冷え性とストレスの関係について
冷え性は体質的なものだから、とあきらめている人も多いようです。冷え性は体質的なものも原因の一つなのですが、ストレスの多い生活が冷えを感じやすくしているケースもあります。天気などの環境的ストレスや仕事・人間関係などの精神的ストレスは冷えとどのような関わりがあるのでしょうか。
ストレスが多い生活を送っていると、自律神経のバランスは崩れやすくなります。そうすると、外部の変化に対応する働きが鈍り、精神的ストレスだけでなく、寒さという環境的ストレスもそのまま受け止めてしまうといわれています。つまり、寒さというストレスを受けると、そのストレスをストレートに受け止めてしまい、その結果、いつもより冷えを感じやすくなってしまうということなのです。
普段と変わらない生活を送っているのに、ここ数年冷えを感じやすくなった、という人は、自分の生活を見直してみましょう。
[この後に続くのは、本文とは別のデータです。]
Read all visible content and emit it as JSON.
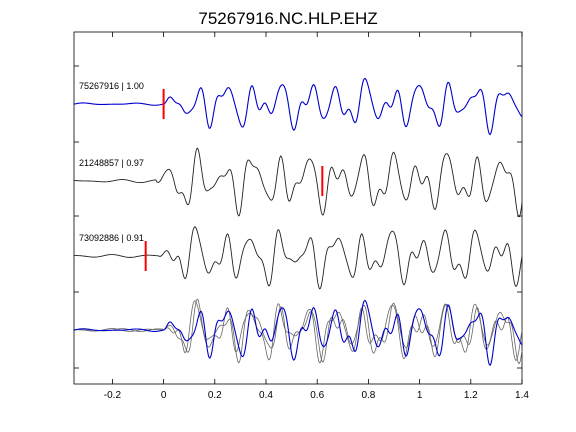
{
  "chart_data": {
    "type": "line",
    "title": "75267916.NC.HLP.EHZ",
    "xlabel": "",
    "ylabel": "",
    "xlim": [
      -0.35,
      1.4
    ],
    "x_ticks": [
      -0.2,
      0,
      0.2,
      0.4,
      0.6,
      0.8,
      1,
      1.2,
      1.4
    ],
    "x_tick_labels": [
      "-0.2",
      "0",
      "0.2",
      "0.4",
      "0.6",
      "0.8",
      "1",
      "1.2",
      "1.4"
    ],
    "grid": false,
    "legend": "none",
    "traces": [
      {
        "label": "75267916 | 1.00",
        "event_id": "75267916",
        "correlation": "1.00",
        "color": "#0000cc",
        "pick_time": 0.0,
        "pick_color": "#ff0000"
      },
      {
        "label": "21248857 | 0.97",
        "event_id": "21248857",
        "correlation": "0.97",
        "color": "#222222",
        "pick_time": 0.62,
        "pick_color": "#ff0000"
      },
      {
        "label": "73092886 | 0.91",
        "event_id": "73092886",
        "correlation": "0.91",
        "color": "#222222",
        "pick_time": -0.07,
        "pick_color": "#ff0000"
      },
      {
        "label": "",
        "event_id": "",
        "correlation": "",
        "color": "#0000cc",
        "overlay": true,
        "overlay_colors": [
          "#666666",
          "#666666",
          "#0000cc"
        ]
      }
    ]
  }
}
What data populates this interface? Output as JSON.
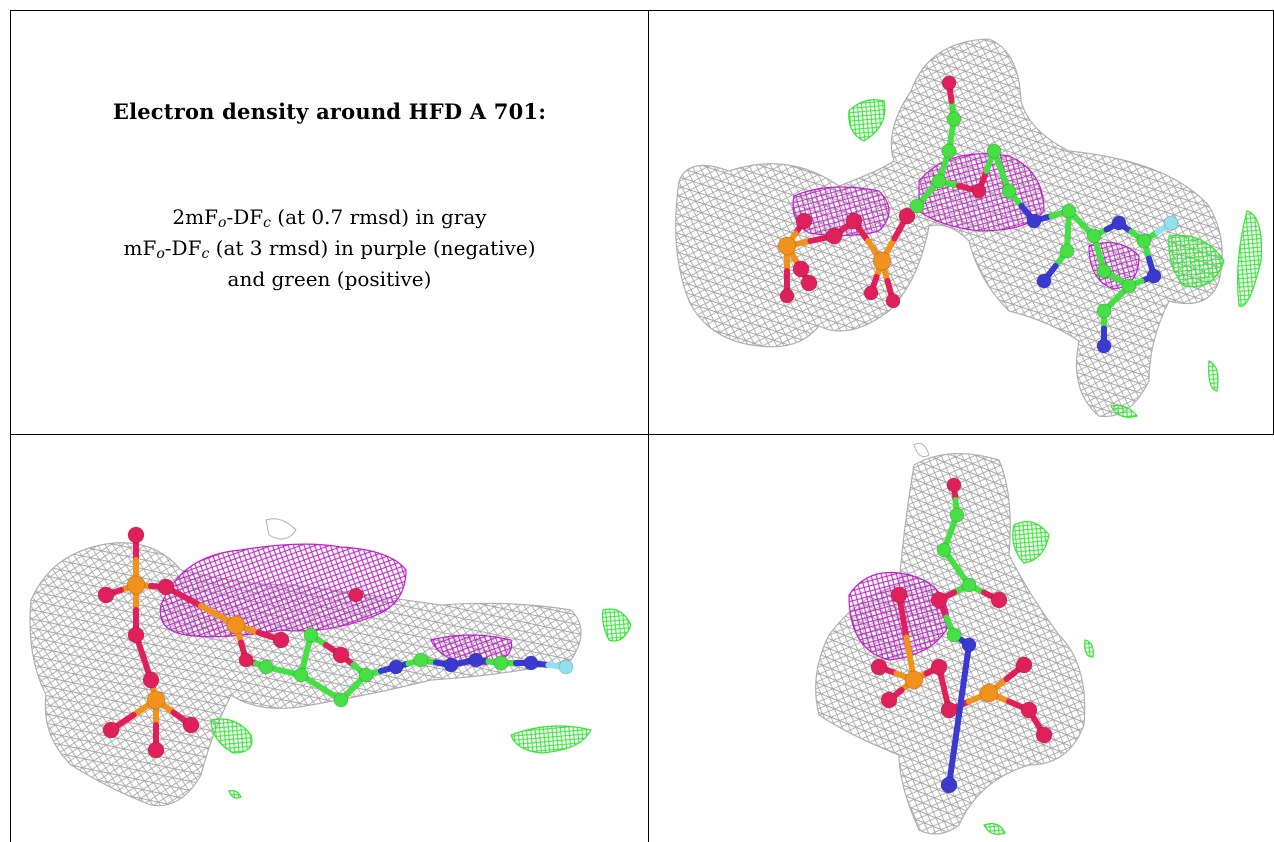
{
  "caption": {
    "title": "Electron density around HFD A 701:",
    "line1": {
      "a": "2mF",
      "sub_o": "o",
      "b": "-DF",
      "sub_c": "c",
      "rest": " (at 0.7 rmsd) in gray"
    },
    "line2": {
      "a": "mF",
      "sub_o": "o",
      "b": "-DF",
      "sub_c": "c",
      "rest": " (at 3 rmsd) in purple (negative)"
    },
    "line3": "and green (positive)"
  },
  "legend_colors": {
    "map_2fofc": "#a8a8a8",
    "map_fofc_negative": "#c020c8",
    "map_fofc_positive": "#33e633"
  },
  "atom_colors": {
    "carbon": "#44e044",
    "oxygen": "#e0205a",
    "phosphorus": "#f0921c",
    "nitrogen": "#3a3ad0",
    "fluorine": "#90e0ee"
  },
  "panels": [
    {
      "name": "view-top-right"
    },
    {
      "name": "view-bottom-left"
    },
    {
      "name": "view-bottom-right"
    }
  ]
}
職場や家庭内などで、ストレスが増えていないでしょうか。
また、寒い部屋で何時間も過ごしていると、ストレスがたまることがあるそうです。
ストレスは、体温の調節機能を司る自律神経(交感神経と副交感神経)の働きに影響を与えます。交感神経は日中の活発な動作の源になる神経で、副交感神経は交感神経と正反対の働きをし、体を休めるときに適した状態を作ります。
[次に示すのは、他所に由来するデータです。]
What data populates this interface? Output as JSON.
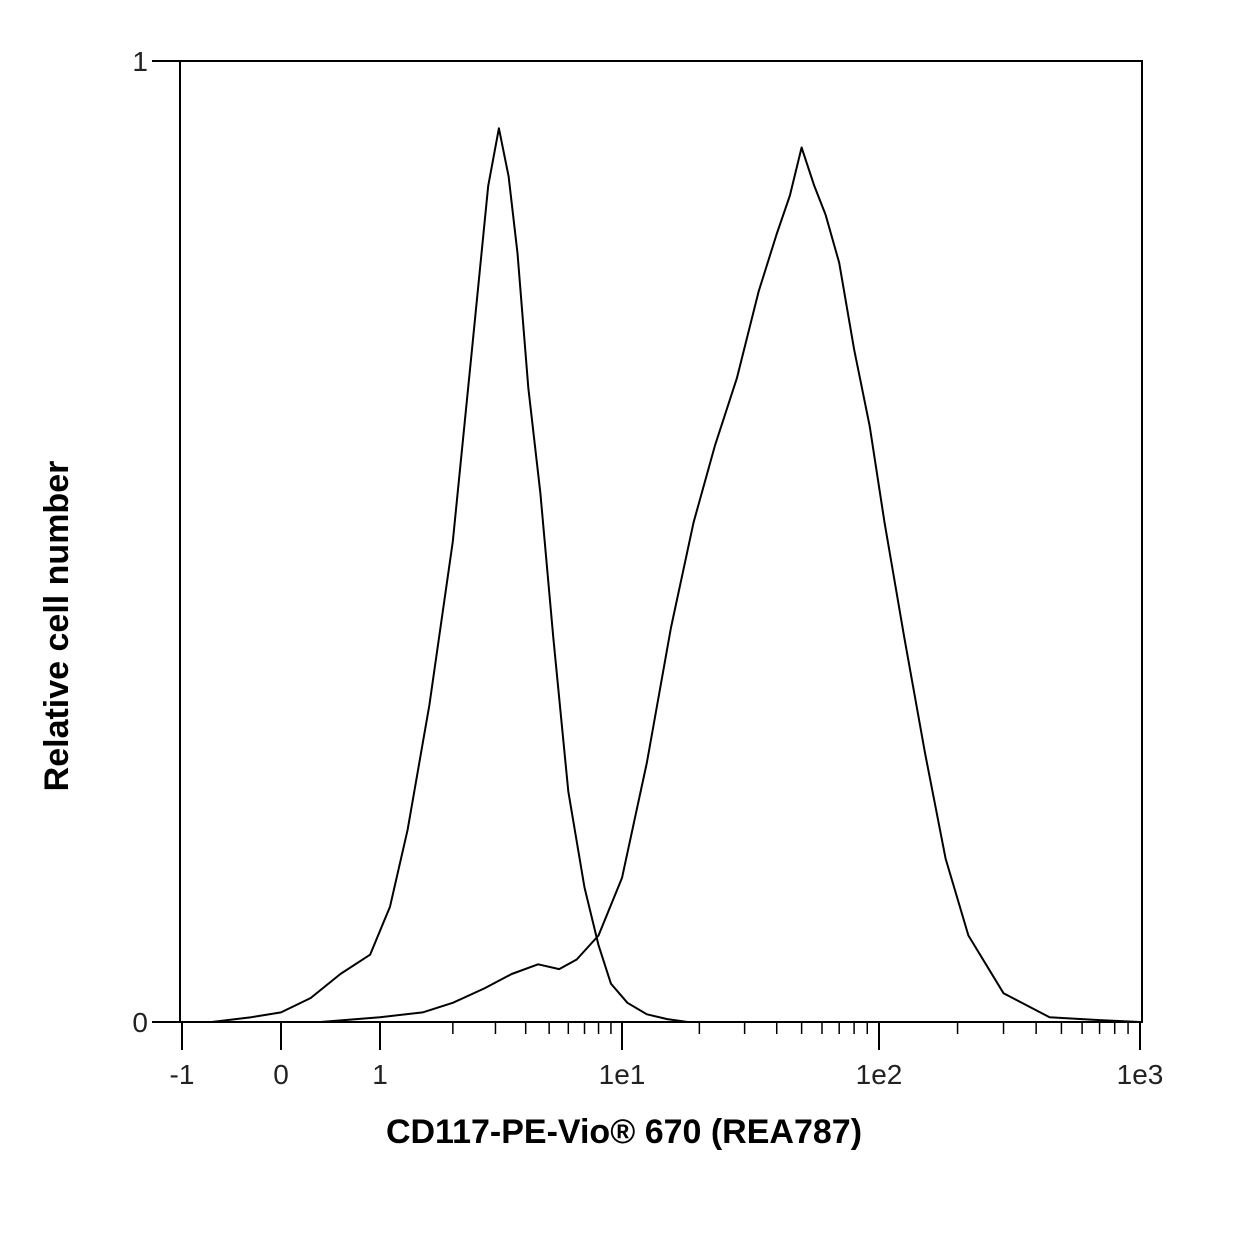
{
  "chart_data": {
    "type": "line",
    "subtype": "flow-cytometry-histogram",
    "xlabel": "CD117-PE-Vio® 670 (REA787)",
    "ylabel": "Relative cell number",
    "x_scale": "biexponential (linear near 0, log above ~1)",
    "xlim": [
      -1,
      1000
    ],
    "ylim": [
      0,
      1
    ],
    "x_ticks": [
      {
        "value": -1,
        "label": "-1"
      },
      {
        "value": 0,
        "label": "0"
      },
      {
        "value": 1,
        "label": "1"
      },
      {
        "value": 10,
        "label": "1e1"
      },
      {
        "value": 100,
        "label": "1e2"
      },
      {
        "value": 1000,
        "label": "1e3"
      }
    ],
    "y_ticks": [
      {
        "value": 0,
        "label": "0"
      },
      {
        "value": 1,
        "label": "1"
      }
    ],
    "grid": false,
    "legend": "none",
    "line_color": "#000000",
    "series": [
      {
        "x": [
          -0.7,
          -0.3,
          0,
          0.3,
          0.6,
          0.9,
          1.1,
          1.3,
          1.6,
          2.0,
          2.4,
          2.8,
          3.1,
          3.4,
          3.7,
          4.1,
          4.6,
          5.2,
          6.0,
          7.0,
          8.0,
          9.0,
          10.5,
          12.5,
          15.0,
          18.0
        ],
        "y": [
          0.0,
          0.005,
          0.01,
          0.025,
          0.05,
          0.07,
          0.12,
          0.2,
          0.33,
          0.5,
          0.7,
          0.87,
          0.93,
          0.88,
          0.8,
          0.66,
          0.55,
          0.4,
          0.24,
          0.14,
          0.08,
          0.04,
          0.02,
          0.008,
          0.003,
          0.0
        ]
      },
      {
        "x": [
          0.4,
          1.0,
          1.5,
          2.0,
          2.7,
          3.5,
          4.5,
          5.5,
          6.5,
          8.0,
          10.0,
          12.5,
          15.5,
          19.0,
          23.0,
          28.0,
          34.0,
          40.0,
          45.0,
          50.0,
          56.0,
          62.0,
          70.0,
          80.0,
          92.0,
          105.0,
          125.0,
          150.0,
          180.0,
          220.0,
          300.0,
          450.0,
          700.0,
          1000.0
        ],
        "y": [
          0.0,
          0.005,
          0.01,
          0.02,
          0.035,
          0.05,
          0.06,
          0.055,
          0.065,
          0.09,
          0.15,
          0.27,
          0.41,
          0.52,
          0.6,
          0.67,
          0.76,
          0.82,
          0.86,
          0.91,
          0.87,
          0.84,
          0.79,
          0.7,
          0.62,
          0.52,
          0.4,
          0.28,
          0.17,
          0.09,
          0.03,
          0.005,
          0.002,
          0.0
        ]
      }
    ]
  }
}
例えば、冬の冷えた空気や寒風にあたったり、暖かい部屋から出たときなどは、自然に体が震えて、縮こまってしまいます。これは、寒さというストレスによって体温を逃がさないように血管を収縮させるためにおこります。この時は交感神経が副交感神経よりも活発な状態になります。
交感神経は精神的に緊張した状態を高める働きもするので、冷えた家の中で何時間も過ごすときは要注意です。自宅でゆっくり体を休めたいと思っても副交感神経が働かないので、いつまでたってもリラックスできない状態になってしまいます。